When the morning sun came through the kitchen window and landed on my breakfast burrito a tear rolled down my cheek. Or maybe it was drool dripping out of my mouth – cause that burrito turned out great and I ate every last crumb. (Nothing ever looks too good to eat – that’s a dumb saying.)

Drunk on Ice Cream


Literally. This isn’t just when you eat a lot of something and say your drunk on it. this chocolate syrup from the Heaven Hill Distillery in the heart of Kentucky’s bourbon country is made with 90 proof booze.

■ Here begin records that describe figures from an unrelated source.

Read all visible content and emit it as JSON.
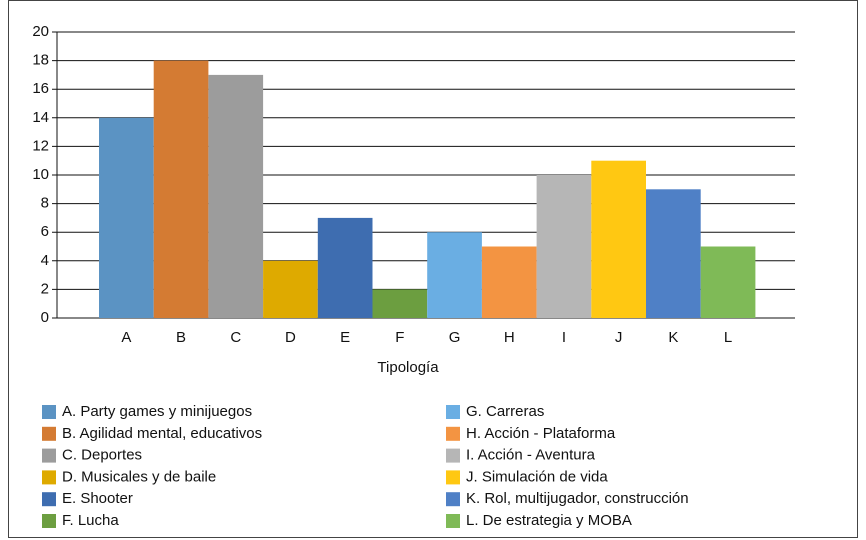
{
  "chart_data": {
    "type": "bar",
    "x_label": "Tipología",
    "categories": [
      "A",
      "B",
      "C",
      "D",
      "E",
      "F",
      "G",
      "H",
      "I",
      "J",
      "K",
      "L"
    ],
    "values": [
      14,
      18,
      17,
      4,
      7,
      2,
      6,
      5,
      10,
      11,
      9,
      5
    ],
    "colors": [
      "#5b93c3",
      "#d47b33",
      "#9c9c9c",
      "#deaa00",
      "#3e6db0",
      "#6c9e40",
      "#6aaee3",
      "#f39442",
      "#b6b6b6",
      "#ffc812",
      "#4f80c6",
      "#7fba57"
    ],
    "legend": [
      "A. Party games y minijuegos",
      "B. Agilidad mental, educativos",
      "C. Deportes",
      "D. Musicales y de baile",
      "E. Shooter",
      "F. Lucha",
      "G. Carreras",
      "H. Acción - Plataforma",
      "I. Acción - Aventura",
      "J. Simulación de vida",
      "K. Rol, multijugador, construcción",
      "L. De estrategia y MOBA"
    ],
    "ylim": [
      0,
      20
    ],
    "yticks": [
      0,
      2,
      4,
      6,
      8,
      10,
      12,
      14,
      16,
      18,
      20
    ],
    "grid": true
  }
}
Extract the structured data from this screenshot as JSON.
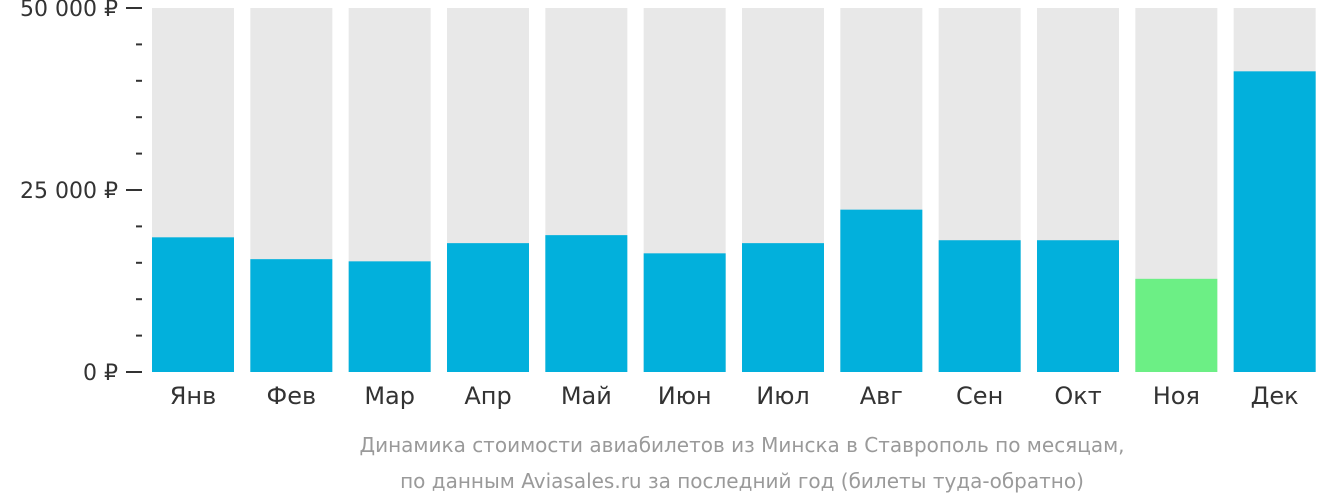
{
  "chart_data": {
    "type": "bar",
    "categories": [
      "Янв",
      "Фев",
      "Мар",
      "Апр",
      "Май",
      "Июн",
      "Июл",
      "Авг",
      "Сен",
      "Окт",
      "Ноя",
      "Дек"
    ],
    "values": [
      18500,
      15500,
      15200,
      17700,
      18800,
      16300,
      17700,
      22300,
      18100,
      18100,
      12800,
      41300
    ],
    "highlight_category": "Ноя",
    "ylim": [
      0,
      50000
    ],
    "yticks": [
      {
        "value": 0,
        "label": "0 ₽"
      },
      {
        "value": 25000,
        "label": "25 000 ₽"
      },
      {
        "value": 50000,
        "label": "50 000 ₽"
      }
    ],
    "minor_tick_step": 5000,
    "colors": {
      "bar": "#02b0dc",
      "highlight": "#6cef85",
      "background_bar": "#e8e8e8",
      "axis": "#333333"
    },
    "caption_line1": "Динамика стоимости авиабилетов из Минска в Ставрополь по месяцам,",
    "caption_line2": "по данным Aviasales.ru за последний год (билеты туда-обратно)"
  }
}
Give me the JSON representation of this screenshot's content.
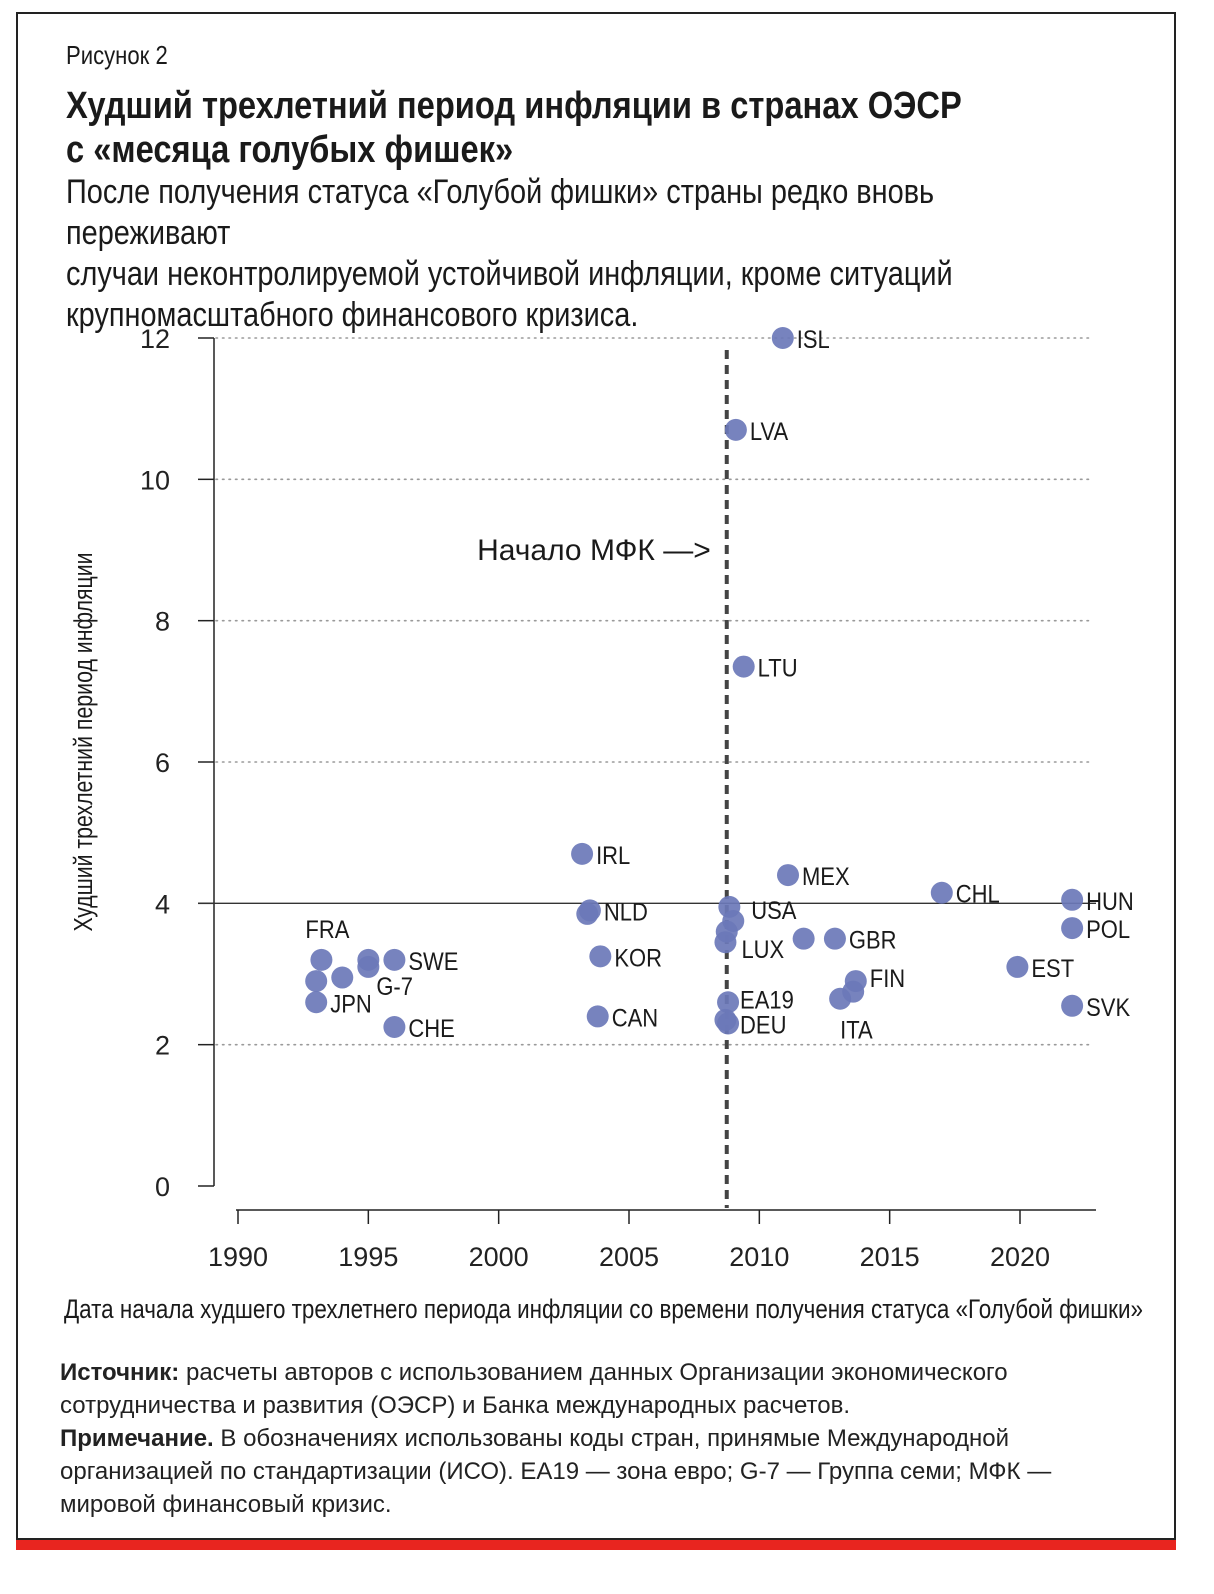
{
  "figure_label": "Рисунок 2",
  "title_line1": "Худший трехлетний период инфляции в странах ОЭСР",
  "title_line2": "с «месяца голубых фишек»",
  "subtitle_line1": "После получения статуса «Голубой фишки» страны редко вновь переживают",
  "subtitle_line2": "случаи неконтролируемой устойчивой инфляции, кроме ситуаций",
  "subtitle_line3": "крупномасштабного финансового кризиса.",
  "source_label": "Источник:",
  "source_text_line1": "расчеты авторов с использованием данных Организации экономического",
  "source_text_line2": "сотрудничества и развития (ОЭСР) и Банка международных расчетов.",
  "note_label": "Примечание.",
  "note_text_line1": "В обозначениях использованы коды стран, принямые Международной",
  "note_text_line2": "организацией по стандартизации (ИСО). EA19 — зона евро; G-7 — Группа семи; МФК —",
  "note_text_line3": "мировой финансовый кризис.",
  "colors": {
    "point": "#6b78b8",
    "accent_red": "#e8251f",
    "axis": "#222222"
  },
  "chart_data": {
    "type": "scatter",
    "xlabel": "Дата начала худшего трехлетнего периода инфляции со времени получения статуса «Голубой фишки»",
    "ylabel": "Худший трехлетний период инфляции",
    "xlim": [
      1989,
      2023
    ],
    "ylim": [
      0,
      12
    ],
    "x_ticks": [
      1990,
      1995,
      2000,
      2005,
      2010,
      2015,
      2020
    ],
    "y_ticks": [
      0,
      2,
      4,
      6,
      8,
      10,
      12
    ],
    "reference_hline": 4,
    "gfc_line_x": 2008.75,
    "gfc_annotation": "Начало МФК —>",
    "points": [
      {
        "label": "ISL",
        "x": 2010.9,
        "y": 12.0
      },
      {
        "label": "LVA",
        "x": 2009.1,
        "y": 10.7
      },
      {
        "label": "LTU",
        "x": 2009.4,
        "y": 7.35
      },
      {
        "label": "IRL",
        "x": 2003.2,
        "y": 4.7
      },
      {
        "label": "MEX",
        "x": 2011.1,
        "y": 4.4
      },
      {
        "label": "CHL",
        "x": 2017.0,
        "y": 4.15
      },
      {
        "label": "HUN",
        "x": 2022.0,
        "y": 4.05
      },
      {
        "label": "",
        "x": 2008.85,
        "y": 3.95
      },
      {
        "label": "NLD",
        "x": 2003.5,
        "y": 3.9
      },
      {
        "label": "",
        "x": 2003.4,
        "y": 3.85
      },
      {
        "label": "USA",
        "x": 2009.0,
        "y": 3.75
      },
      {
        "label": "",
        "x": 2008.75,
        "y": 3.6
      },
      {
        "label": "POL",
        "x": 2022.0,
        "y": 3.65
      },
      {
        "label": "GBR",
        "x": 2012.9,
        "y": 3.5
      },
      {
        "label": "",
        "x": 2011.7,
        "y": 3.5
      },
      {
        "label": "LUX",
        "x": 2008.7,
        "y": 3.45
      },
      {
        "label": "KOR",
        "x": 2003.9,
        "y": 3.25
      },
      {
        "label": "FRA",
        "x": 1993.2,
        "y": 3.2
      },
      {
        "label": "",
        "x": 1995.0,
        "y": 3.2
      },
      {
        "label": "SWE",
        "x": 1996.0,
        "y": 3.2
      },
      {
        "label": "G-7",
        "x": 1995.0,
        "y": 3.1
      },
      {
        "label": "EST",
        "x": 2019.9,
        "y": 3.1
      },
      {
        "label": "",
        "x": 1994.0,
        "y": 2.95
      },
      {
        "label": "",
        "x": 1993.0,
        "y": 2.9
      },
      {
        "label": "FIN",
        "x": 2013.7,
        "y": 2.9
      },
      {
        "label": "",
        "x": 2013.6,
        "y": 2.75
      },
      {
        "label": "ITA",
        "x": 2013.1,
        "y": 2.65
      },
      {
        "label": "JPN",
        "x": 1993.0,
        "y": 2.6
      },
      {
        "label": "EA19",
        "x": 2008.8,
        "y": 2.6
      },
      {
        "label": "SVK",
        "x": 2022.0,
        "y": 2.55
      },
      {
        "label": "CAN",
        "x": 2003.8,
        "y": 2.4
      },
      {
        "label": "",
        "x": 2008.7,
        "y": 2.35
      },
      {
        "label": "DEU",
        "x": 2008.8,
        "y": 2.3
      },
      {
        "label": "CHE",
        "x": 1996.0,
        "y": 2.25
      }
    ]
  }
}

Now, even with the shots worth of chocolate syrup I drenched my low fat fro yo with (I know, I’m a walking oxy moron) I’m not falling all over the place drunk but this stuff is the real deal and it tastes delicious too.

Potty Training


In my efforts to encourage Beckett to use the toilet, all I’ve achieved so far is having him chant,”yeah dada, yeah dada, yeah dada” whenever I use it. At least my self esteem is way up.

Crime in progress


I caught Ronald McDonald and Hamburglar holding up a McDonalds on Halloween. Oddly, they were treated like every other customer without so much as a blink from the employees. (Maybe they were pressing the silent alarm under the counter.)